Uma partitura encontra-se dividida em partes de igual duração: os compassos (time signature). A utilidade de dividir uma música por compassos é organizar os tempos de forma  a  facilitar  a  interpretação  da  peça.  O  compasso  dá  a  informação  sobre  a acentuação, isto é, quais os tempos fortes e os fracos. Regra geral, o primeiro tempo de cada compasso é forte.

Existem apenas dois tipos de compassos cuja diferença é a unidade de tempo: compassos simples e compostos.
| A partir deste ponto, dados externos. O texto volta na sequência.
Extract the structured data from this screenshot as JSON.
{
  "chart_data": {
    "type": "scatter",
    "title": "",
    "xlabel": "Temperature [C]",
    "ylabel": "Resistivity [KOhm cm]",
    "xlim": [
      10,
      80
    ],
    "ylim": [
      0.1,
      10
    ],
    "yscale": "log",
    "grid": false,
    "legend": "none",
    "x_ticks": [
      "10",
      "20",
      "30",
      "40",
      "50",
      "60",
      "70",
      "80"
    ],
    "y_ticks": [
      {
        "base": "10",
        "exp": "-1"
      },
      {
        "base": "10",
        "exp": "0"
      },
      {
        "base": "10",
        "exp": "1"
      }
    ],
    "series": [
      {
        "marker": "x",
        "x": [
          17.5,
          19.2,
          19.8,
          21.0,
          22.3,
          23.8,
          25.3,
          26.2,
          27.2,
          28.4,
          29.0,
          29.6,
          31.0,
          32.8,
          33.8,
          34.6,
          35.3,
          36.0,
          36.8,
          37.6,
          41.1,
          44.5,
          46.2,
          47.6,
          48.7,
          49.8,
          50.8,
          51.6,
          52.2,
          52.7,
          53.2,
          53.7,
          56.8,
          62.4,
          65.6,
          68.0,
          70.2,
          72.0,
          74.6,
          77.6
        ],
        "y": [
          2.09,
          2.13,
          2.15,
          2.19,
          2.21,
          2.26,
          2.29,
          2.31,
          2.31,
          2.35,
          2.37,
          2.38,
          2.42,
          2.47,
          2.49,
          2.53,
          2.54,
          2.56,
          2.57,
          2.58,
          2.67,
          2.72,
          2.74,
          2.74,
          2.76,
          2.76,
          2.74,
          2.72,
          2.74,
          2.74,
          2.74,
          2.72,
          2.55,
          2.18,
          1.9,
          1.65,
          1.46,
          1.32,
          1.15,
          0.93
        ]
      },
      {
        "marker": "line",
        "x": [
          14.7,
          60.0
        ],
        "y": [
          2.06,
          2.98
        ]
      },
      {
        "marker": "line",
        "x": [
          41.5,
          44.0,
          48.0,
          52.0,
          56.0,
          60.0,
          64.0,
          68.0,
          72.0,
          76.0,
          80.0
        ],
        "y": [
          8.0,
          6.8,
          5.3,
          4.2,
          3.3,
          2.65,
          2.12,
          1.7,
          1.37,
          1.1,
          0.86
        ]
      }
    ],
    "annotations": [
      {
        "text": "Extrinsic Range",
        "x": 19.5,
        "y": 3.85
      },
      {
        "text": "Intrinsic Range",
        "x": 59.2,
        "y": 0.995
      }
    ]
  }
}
A unidade de tempo nos simples é a semínima enquanto que nos compostos é a semínima com ponto.
A divisão dos compassos faz-se por uma barra vertical fina desde a 1ª linha até à 5ª. Exemplificam-se de seguida um dos possíveis compassos para cada um dos tipos.


Existem três possibilidades de representar o compasso: por algarismos, por uma letra ou por um algarismo e uma figura rítmica. O código composto por algarismos é constituído por dois números tal como se se tratasse duma fração. O “numerador” indica quantas figuras rítmicas iguais à indicada pelo “denominador” perfazem um compasso. No “denominador” vem um número que indica a figura rítmica de referência da seguinte forma:


Logo, o composto 6/8 diz que a duração de cada compasso é equivalente à de 6 colcheias. O “C” serifado é uma notação alternativa a 4/4 significando, por isso, que a duração de cada compasso é a de 4 semínimas.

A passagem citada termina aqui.